Giving the key-note address at the Semex dairy conference, English NFU deputy president Minette Batters said that it was ridiculous that farmers and other businesses were being denied the information – such as whether they would have access to 500 million consumers on their doorstep – required for them to make a reasoned decision on whether the country would be better either inside or outside the EU.
“For [UK Secretary of State for the Environment, Food and Rural Affairs] Liz Truss to stand up at last week’s Oxford farming conference and say that her department had not even begun to look into what are critical issues such as market access to the rest of Europe and what support measures farmers might expect outside the EU simply defies belief.

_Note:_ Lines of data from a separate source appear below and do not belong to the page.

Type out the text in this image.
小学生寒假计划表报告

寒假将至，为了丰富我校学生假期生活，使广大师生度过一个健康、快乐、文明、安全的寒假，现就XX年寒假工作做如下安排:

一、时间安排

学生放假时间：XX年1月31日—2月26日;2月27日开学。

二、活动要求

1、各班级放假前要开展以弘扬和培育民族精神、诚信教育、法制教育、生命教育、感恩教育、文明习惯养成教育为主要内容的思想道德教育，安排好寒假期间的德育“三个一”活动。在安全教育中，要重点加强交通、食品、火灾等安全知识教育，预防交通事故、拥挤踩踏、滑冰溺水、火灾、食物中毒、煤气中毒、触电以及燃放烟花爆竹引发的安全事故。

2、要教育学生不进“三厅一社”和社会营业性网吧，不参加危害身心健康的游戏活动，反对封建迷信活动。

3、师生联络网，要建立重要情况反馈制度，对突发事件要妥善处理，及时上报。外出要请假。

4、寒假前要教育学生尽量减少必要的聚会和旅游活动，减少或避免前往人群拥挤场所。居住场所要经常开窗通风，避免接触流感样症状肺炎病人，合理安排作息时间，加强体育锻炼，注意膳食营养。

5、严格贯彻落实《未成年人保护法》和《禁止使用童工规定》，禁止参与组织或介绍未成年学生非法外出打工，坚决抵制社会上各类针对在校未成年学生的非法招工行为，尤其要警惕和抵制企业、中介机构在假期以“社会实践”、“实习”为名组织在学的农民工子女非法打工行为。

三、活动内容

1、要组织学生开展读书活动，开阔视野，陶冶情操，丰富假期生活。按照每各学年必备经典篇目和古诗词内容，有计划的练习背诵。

“The referendum could take place as early as June of this year – we need this information and we need it now,” she said.
Batters, who will reveal later this week whether she intends to stand against current union president Meurig Raymond at the union’s agm in February – a move which could see her become the first female president of the union – said that there was also a need for clarification on the reforms being sought by Prime Minister David Cameron, designed to convince voters that the performance of the EU could be improved while still maintaining national sovereignty.
“There is a huge potential for a consensus on these reforms to deliver a more equitable common agricultural policy – which comes closer to delivering the ideals of being both common across Europe and properly aimed at agriculture,” said Batters.

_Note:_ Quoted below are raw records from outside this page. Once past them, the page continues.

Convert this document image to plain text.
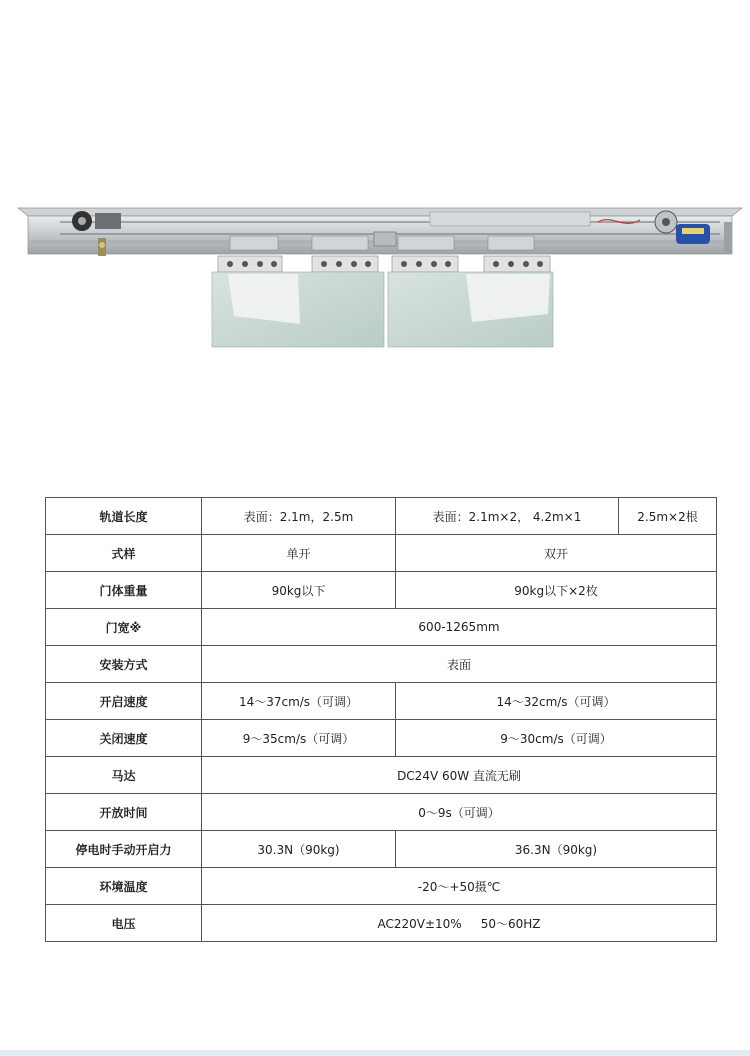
轨道长度	表面：2.1m，2.5m	表面：2.1m×2， 4.2m×1	2.5m×2根
式样	单开	双开	
门体重量	90kg以下	90kg以下×2枚	
门宽※	600-1265mm		
安装方式	表面		
开启速度	14～37cm/s（可调）	14～32cm/s（可调）	
关闭速度	9～35cm/s（可调）	9～30cm/s（可调）	
马达	DC24V 60W 直流无刷		
开放时间	0～9s（可调）		
停电时手动开启力	30.3N（90kg)	36.3N（90kg)	
环境温度	-20～+50摄℃		
电压	AC220V±10%     50～60HZ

Also speaking at the meeting was the deputy head of agriculture outlook with the European Commission, Sophie Helaine, who painted a less bleak picture of the UK dairy industry than was normal.
She pointed out that over the past ten years the price paid to UK milk producers had actually risen by 31 per cent, meaning UK producers were being paid more than many of their continental counterparts.

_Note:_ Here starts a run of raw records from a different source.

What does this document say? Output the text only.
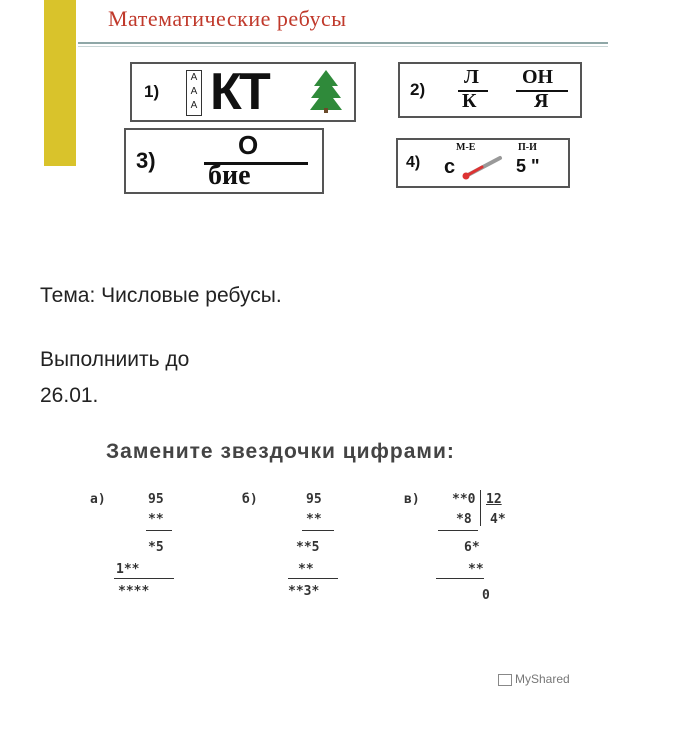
Математические ребусы
1)
A
A
A КТ	2)
Л
К
ОН
Я
3)
О
бие	4)
М-Е	П-И
с	5 "
Тема: Числовые ребусы.
Выполниить до
26.01.
Замените звездочки цифрами:
а)	95
**
*5
1**
****
б)	95
**
**5
**
**3*
в) **0 12
*8 4*
6*
**
0
MyShared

She also said that reductions in the price of feed in recent years had helped improve margins in the industry which, she said, should focus more on the overall costs of production rather than concentrating purely on the price of their end product.
Helaine said that while UK producers did not have the highest margins for each litre produced, the economies of scale provided by the larger than normal herd size meant that, per farm, UK incomes were amongst the highest in Europe.
Commenting on production figures she revealed that over the 2014-15 period when the Russian bans and fall in demand from China had created a massive oversupply in Europe – with consequent price drops – UK dairy farmers had increased production more than any other country in Europe.